When launching the ROS graph earlier, `use_pose_from_rviz` is set to `True` which creates a interactive marker that can be used to set the place pose. Use the marker controls to set the desired position and orientation. In this mode, the `place_pose` in the below command is ignored.
```
ros2 action send_goal /pick_and_place isaac_manipulator_interfaces/action/PickAndPlace "{object_id : 0}"
```
Note

Rather than specifying the place pose via an interactive marker in RViz, the pose may instead be specified on the command line, as in the following example where the pose is centered over the bin. For this to work, isaac_sim_workflows.launch.py above should be launched with use_pose_from_rviz:=False.
```
ros2 action send_goal /pick_and_place isaac_manipulator_interfaces/action/PickAndPlace \
"{object_id : 0, place_pose : { position : { x : -0.35, y : 0.2, z : 0.4}, orientation : { w : 0.034, x : 0.996, y : 0.066, z : 0.042}}}"
```

Note

Isaac Sim caches the last known joint state in its action graphs and pushes that in when “Play” is pressed. If the gripper is in a bad state (e.g., if it is in self-collision), open the gripper. To later close the gripper, set the position to 0.623. You must have a launch file running to run the following command:

ros2 action send_goal /robotiq_gripper_controller/gripper_cmd \
   control_msgs/action/GripperCommand "{command: {position: 0.0, max_effort: 0.0}}"

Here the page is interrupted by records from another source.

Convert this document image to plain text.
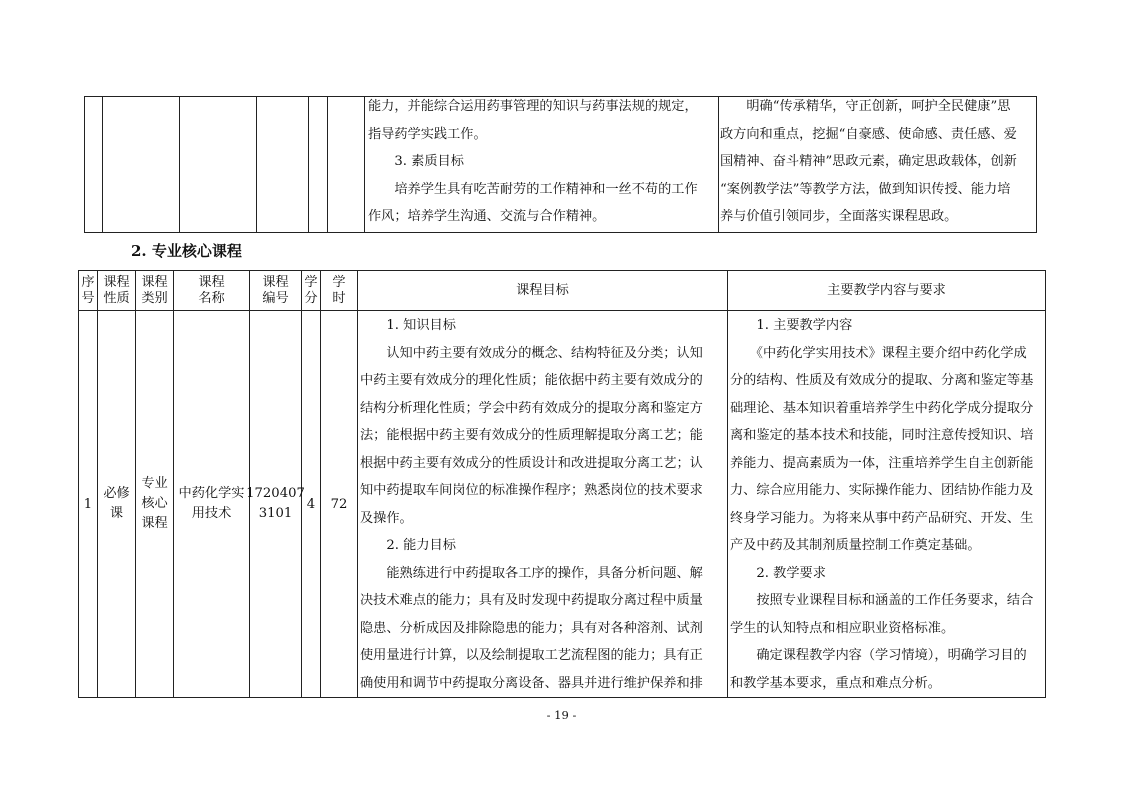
能力，并能综合运用药事管理的知识与药事法规的规定，
指导药学实践工作。
　　3. 素质目标
　　培养学生具有吃苦耐劳的工作精神和一丝不苟的工作
作风；培养学生沟通、交流与合作精神。
　　明确“传承精华，守正创新，呵护全民健康”思
政方向和重点，挖掘“自豪感、使命感、责任感、爱
国精神、奋斗精神”思政元素，确定思政载体，创新
“案例教学法”等教学方法，做到知识传授、能力培
养与价值引领同步，全面落实课程思政。
2. 专业核心课程
序号
课程性质
课程类别
课程名称
课程编号
学分
学时
课程目标	主要教学内容与要求
1
必修课
专业核心课程
中药化学实用技术
1720407
3101
4 72
　　1. 知识目标
　　认知中药主要有效成分的概念、结构特征及分类；认知
中药主要有效成分的理化性质；能依据中药主要有效成分的
结构分析理化性质；学会中药有效成分的提取分离和鉴定方
法；能根据中药主要有效成分的性质理解提取分离工艺；能
根据中药主要有效成分的性质设计和改进提取分离工艺；认
知中药提取车间岗位的标准操作程序；熟悉岗位的技术要求
及操作。
　　2. 能力目标
　　能熟练进行中药提取各工序的操作，具备分析问题、解
决技术难点的能力；具有及时发现中药提取分离过程中质量
隐患、分析成因及排除隐患的能力；具有对各种溶剂、试剂
使用量进行计算，以及绘制提取工艺流程图的能力；具有正
确使用和调节中药提取分离设备、器具并进行维护保养和排
　　1. 主要教学内容
　　《中药化学实用技术》课程主要介绍中药化学成
分的结构、性质及有效成分的提取、分离和鉴定等基
础理论、基本知识着重培养学生中药化学成分提取分
离和鉴定的基本技术和技能，同时注意传授知识、培
养能力、提高素质为一体，注重培养学生自主创新能
力、综合应用能力、实际操作能力、团结协作能力及
终身学习能力。为将来从事中药产品研究、开发、生
产及中药及其制剂质量控制工作奠定基础。
　　2. 教学要求
　　按照专业课程目标和涵盖的工作任务要求，结合
学生的认知特点和相应职业资格标准。
　　确定课程教学内容（学习情境），明确学习目的
和教学基本要求，重点和难点分析。
- 19 -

To do another object pick and place, one would need to do a service call to clear all current objects in the cache. One can do that via this service call. After this, one can run the entire pipeline again to pick and place another object.
```
ros2 service call /clear_objects isaac_manipulator_interfaces/srv/ClearObjects
```
Note

This will clear all objects from the cache, if you only want to clear a certain object then one will need to specify the object id in the request.